Era uma bicicleta verde de rodas brancas oferecida pelo aniversário que lhe dera pernas aos 6 anos. Um mesmo corpo e loucura no acelerar. A mesma procura de aventuras. Amigos inseparáveis.
Percorria nela a floresta mágica da sua infância onde descobria cheiros a fumo que as mulheres faziam no chão das suas cabanas. Um cheiro quente que sempre associou à liberdade que sentia quando a sua bicicleta o levava por entre vegetação e árvores centenárias e no fim cansada de tanto correr, dado que era um bocadinho as suas pernas em modo de rodas, se decidia por fim a descansar, à porta da casa grande onde vivia.
Era um miúdo de olhar vivo que com a pressa da agitação das novidades se envolvia na descoberta da natureza num mundo todo novo para um menino da cidade até reencontrar os pais desrazoavelmente preocupados pela sua ausência.
E as rodas da sua bicicleta verde deixada no jardim feitas LP a moverem-se em círculos irregulares cada vez mais lentos ao mesmo tempo que da sala grande se ouvia o som do lago dos cisnes ou da fada do açúcar. O pai era amante de compositores russos e ele imaginava ser o protagonista de grandes aventuras na floresta da sua infância, ao som da música. Uma floresta verde rodeada de mar e uma vida ao ar livre com amiguinhos brancos.
A bicicleta de rodas brancas levava-o à escola da parte da tarde. De manhã a mesma sala recebia os meninos com a cor castanha onde a professora repetia as mesmas lições ditadas à tarde.
O menino apaixonou-se pela pele canela da professora, era uma alegria no peito que batia muito quando se aproximava da sala, e ouvia a sua voz doce e lenta na articulação das falas e da letras que juntava em palavras, do seu olhar escuro sem se reconhecer a pupila, do seu toque de pele de veludo e do seu sorriso.
Foi mesmo o sorriso que o fez desejar perder-se nele. O menino e a sua bicicleta de rodas brancas tinham esse segredo. E a vida de ambos durou quatro anos até voltarem para o mundo a que chamavam de Civilização.

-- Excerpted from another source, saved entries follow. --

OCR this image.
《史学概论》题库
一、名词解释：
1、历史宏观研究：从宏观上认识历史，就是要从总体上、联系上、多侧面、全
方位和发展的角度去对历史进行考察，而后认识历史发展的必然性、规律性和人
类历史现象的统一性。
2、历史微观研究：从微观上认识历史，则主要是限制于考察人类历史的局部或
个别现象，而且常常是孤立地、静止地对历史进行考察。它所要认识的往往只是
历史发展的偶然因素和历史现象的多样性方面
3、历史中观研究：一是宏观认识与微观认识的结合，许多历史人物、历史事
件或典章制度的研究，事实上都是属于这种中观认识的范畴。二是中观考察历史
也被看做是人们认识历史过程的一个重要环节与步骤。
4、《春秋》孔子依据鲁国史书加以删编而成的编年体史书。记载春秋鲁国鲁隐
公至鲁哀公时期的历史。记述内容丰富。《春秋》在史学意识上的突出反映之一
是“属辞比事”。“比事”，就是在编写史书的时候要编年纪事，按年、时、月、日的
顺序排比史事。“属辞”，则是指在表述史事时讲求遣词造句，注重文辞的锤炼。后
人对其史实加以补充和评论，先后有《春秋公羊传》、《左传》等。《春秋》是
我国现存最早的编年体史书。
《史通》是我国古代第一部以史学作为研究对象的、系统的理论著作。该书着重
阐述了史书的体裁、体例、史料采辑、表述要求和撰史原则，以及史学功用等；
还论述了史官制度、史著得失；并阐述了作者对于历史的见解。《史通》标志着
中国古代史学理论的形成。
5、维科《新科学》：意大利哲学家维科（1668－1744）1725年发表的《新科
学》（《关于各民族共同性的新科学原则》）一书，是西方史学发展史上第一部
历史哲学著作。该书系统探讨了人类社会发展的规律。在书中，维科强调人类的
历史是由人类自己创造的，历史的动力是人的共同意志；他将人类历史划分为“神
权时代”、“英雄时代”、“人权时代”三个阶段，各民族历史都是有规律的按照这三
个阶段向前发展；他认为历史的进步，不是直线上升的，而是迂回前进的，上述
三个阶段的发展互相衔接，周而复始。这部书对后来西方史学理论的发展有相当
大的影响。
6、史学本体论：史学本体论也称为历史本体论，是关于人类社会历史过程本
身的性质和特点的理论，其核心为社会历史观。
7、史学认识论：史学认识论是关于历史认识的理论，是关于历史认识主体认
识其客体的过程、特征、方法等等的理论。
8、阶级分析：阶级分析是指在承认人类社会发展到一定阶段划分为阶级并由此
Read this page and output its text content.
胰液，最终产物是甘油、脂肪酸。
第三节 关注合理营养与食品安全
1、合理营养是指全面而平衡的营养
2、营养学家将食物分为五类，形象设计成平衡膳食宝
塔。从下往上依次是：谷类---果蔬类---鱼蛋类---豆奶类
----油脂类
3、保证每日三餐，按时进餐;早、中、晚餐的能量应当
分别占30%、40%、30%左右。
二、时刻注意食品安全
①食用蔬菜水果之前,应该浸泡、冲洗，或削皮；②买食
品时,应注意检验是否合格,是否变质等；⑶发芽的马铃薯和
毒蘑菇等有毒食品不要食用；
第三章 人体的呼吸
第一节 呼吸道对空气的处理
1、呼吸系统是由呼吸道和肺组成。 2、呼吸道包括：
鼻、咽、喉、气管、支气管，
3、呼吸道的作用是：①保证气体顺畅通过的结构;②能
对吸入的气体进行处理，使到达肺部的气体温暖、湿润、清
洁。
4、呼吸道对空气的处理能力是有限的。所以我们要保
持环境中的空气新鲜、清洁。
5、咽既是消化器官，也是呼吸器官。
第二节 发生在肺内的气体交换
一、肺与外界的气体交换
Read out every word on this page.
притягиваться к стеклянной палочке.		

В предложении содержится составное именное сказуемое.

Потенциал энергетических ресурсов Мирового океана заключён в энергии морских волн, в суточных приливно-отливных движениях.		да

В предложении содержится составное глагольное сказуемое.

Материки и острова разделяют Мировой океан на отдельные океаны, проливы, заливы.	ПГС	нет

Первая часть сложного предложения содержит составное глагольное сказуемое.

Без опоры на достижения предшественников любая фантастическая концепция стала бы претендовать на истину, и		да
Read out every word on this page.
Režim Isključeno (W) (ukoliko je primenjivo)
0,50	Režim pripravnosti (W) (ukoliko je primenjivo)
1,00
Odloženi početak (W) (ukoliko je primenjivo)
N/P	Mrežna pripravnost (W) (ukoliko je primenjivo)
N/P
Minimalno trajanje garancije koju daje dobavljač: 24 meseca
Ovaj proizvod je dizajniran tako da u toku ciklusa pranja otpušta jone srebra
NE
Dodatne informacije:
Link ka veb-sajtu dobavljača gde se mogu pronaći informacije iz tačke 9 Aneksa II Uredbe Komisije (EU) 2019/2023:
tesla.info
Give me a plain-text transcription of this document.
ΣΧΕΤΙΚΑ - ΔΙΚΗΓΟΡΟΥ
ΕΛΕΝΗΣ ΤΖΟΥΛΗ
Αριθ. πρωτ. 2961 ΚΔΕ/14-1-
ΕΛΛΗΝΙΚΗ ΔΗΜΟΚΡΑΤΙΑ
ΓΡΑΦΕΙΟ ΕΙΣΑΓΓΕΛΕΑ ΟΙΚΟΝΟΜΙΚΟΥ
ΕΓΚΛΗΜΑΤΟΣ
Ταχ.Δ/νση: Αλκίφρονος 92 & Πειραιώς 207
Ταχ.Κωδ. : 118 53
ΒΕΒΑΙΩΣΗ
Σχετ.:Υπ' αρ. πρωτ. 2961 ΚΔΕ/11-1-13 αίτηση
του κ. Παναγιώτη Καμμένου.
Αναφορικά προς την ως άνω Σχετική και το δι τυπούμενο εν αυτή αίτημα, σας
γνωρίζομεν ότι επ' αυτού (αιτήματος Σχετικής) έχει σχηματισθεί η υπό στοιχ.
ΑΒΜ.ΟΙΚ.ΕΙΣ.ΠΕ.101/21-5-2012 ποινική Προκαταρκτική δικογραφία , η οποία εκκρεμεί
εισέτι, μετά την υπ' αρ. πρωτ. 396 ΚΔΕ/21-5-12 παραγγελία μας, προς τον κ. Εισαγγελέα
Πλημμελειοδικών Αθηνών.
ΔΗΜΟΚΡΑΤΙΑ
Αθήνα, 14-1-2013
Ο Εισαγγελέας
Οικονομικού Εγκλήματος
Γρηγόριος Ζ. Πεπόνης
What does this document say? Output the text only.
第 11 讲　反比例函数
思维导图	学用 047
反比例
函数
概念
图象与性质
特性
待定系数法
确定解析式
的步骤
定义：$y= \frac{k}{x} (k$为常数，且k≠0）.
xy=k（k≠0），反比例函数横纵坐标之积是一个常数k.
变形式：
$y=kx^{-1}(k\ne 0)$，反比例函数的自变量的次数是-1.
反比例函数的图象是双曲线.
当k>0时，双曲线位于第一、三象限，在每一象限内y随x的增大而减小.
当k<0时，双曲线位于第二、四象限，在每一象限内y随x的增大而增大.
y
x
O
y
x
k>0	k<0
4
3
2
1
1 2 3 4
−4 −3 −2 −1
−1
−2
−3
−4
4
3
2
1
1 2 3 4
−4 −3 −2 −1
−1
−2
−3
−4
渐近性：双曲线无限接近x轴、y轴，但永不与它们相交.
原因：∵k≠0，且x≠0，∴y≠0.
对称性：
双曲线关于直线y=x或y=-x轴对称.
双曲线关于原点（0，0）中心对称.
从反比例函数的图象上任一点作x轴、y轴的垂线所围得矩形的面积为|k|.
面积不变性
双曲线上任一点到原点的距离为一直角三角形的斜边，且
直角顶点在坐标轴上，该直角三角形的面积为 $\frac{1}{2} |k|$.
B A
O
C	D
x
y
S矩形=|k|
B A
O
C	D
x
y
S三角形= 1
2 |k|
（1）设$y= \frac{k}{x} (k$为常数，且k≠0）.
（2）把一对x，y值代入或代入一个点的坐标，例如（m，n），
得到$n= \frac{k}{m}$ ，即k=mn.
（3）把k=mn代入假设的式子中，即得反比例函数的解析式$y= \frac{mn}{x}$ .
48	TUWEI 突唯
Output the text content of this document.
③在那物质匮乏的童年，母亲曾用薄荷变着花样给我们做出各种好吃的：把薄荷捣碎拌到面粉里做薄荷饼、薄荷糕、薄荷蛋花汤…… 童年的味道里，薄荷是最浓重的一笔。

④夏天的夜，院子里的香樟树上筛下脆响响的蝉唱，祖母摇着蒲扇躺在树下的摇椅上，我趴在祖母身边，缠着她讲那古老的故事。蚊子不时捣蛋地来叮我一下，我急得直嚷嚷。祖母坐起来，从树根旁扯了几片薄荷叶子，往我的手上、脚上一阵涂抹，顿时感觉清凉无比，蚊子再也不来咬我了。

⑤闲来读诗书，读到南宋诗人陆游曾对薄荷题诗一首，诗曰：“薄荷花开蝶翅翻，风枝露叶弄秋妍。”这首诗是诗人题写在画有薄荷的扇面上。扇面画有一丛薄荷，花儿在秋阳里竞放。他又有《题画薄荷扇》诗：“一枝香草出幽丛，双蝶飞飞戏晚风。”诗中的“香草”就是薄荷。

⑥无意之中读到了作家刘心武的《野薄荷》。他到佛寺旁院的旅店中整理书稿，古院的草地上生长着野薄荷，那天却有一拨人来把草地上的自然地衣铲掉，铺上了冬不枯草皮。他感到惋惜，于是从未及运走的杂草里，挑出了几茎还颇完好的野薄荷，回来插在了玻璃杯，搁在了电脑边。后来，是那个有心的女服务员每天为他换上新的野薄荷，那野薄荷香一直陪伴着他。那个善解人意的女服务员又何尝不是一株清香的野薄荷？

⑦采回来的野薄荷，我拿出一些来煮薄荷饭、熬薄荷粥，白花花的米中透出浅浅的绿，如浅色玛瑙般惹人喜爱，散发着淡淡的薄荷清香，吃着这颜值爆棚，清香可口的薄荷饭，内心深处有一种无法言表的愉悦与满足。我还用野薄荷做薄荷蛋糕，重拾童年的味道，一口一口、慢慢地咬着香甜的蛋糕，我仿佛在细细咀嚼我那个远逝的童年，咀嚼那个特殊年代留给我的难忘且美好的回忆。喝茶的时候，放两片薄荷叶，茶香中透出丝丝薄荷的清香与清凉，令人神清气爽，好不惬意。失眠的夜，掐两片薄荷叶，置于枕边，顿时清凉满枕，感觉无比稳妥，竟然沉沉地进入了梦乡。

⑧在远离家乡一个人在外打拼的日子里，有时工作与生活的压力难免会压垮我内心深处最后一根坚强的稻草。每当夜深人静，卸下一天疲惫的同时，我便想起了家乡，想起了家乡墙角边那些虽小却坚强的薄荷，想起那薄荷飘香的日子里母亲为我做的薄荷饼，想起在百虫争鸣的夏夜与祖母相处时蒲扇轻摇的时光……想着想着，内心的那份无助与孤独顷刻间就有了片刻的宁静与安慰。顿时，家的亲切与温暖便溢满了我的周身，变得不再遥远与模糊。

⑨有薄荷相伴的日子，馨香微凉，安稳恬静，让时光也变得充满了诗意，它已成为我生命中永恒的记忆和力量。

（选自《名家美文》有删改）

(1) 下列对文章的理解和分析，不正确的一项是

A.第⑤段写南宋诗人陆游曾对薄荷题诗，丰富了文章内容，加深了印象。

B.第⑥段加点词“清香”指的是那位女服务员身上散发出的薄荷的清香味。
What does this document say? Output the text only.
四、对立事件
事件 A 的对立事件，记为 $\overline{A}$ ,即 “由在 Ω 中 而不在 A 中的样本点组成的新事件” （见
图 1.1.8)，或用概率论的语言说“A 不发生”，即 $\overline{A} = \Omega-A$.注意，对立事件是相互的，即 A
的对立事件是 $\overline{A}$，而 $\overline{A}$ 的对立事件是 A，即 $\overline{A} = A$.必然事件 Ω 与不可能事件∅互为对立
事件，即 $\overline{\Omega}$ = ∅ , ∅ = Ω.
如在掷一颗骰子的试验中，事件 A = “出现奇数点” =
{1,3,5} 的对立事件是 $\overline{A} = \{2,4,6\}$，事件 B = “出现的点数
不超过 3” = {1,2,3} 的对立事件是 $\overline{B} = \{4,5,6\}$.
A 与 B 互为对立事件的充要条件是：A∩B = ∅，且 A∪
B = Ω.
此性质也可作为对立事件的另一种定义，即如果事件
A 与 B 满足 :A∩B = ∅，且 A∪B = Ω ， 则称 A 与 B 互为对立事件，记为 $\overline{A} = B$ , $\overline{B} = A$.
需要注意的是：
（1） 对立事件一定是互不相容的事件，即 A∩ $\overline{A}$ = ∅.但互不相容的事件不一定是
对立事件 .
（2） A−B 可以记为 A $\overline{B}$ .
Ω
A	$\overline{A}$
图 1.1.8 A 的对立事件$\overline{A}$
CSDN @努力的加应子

Ele ficou com um olhar triste que diziam atraente, com umas sombras brilhantes às vezes, parecidas aos relâmpagos na ilha da sua infância.
Quando cresceu foi à procura do cheiro da terra que as mulheres produziam no coração da floresta. E encontrou uma bicicleta grande verde caqui, novinha em folha para as suas partidas e chegadas.
Também de rodas brancas como LPs gigantes onde podia ouvir música e partir ao som da mesma, uma e outra vez, à procurar do cheiro da liberdade. e a encontrá-lo quando o reconhecia em folhas e troncos queimados.
Um odor tão doce como o feito pelas mulheres no interior da terra da sua infância a prepararem as refeições, na sua simplicidade sobrevivente.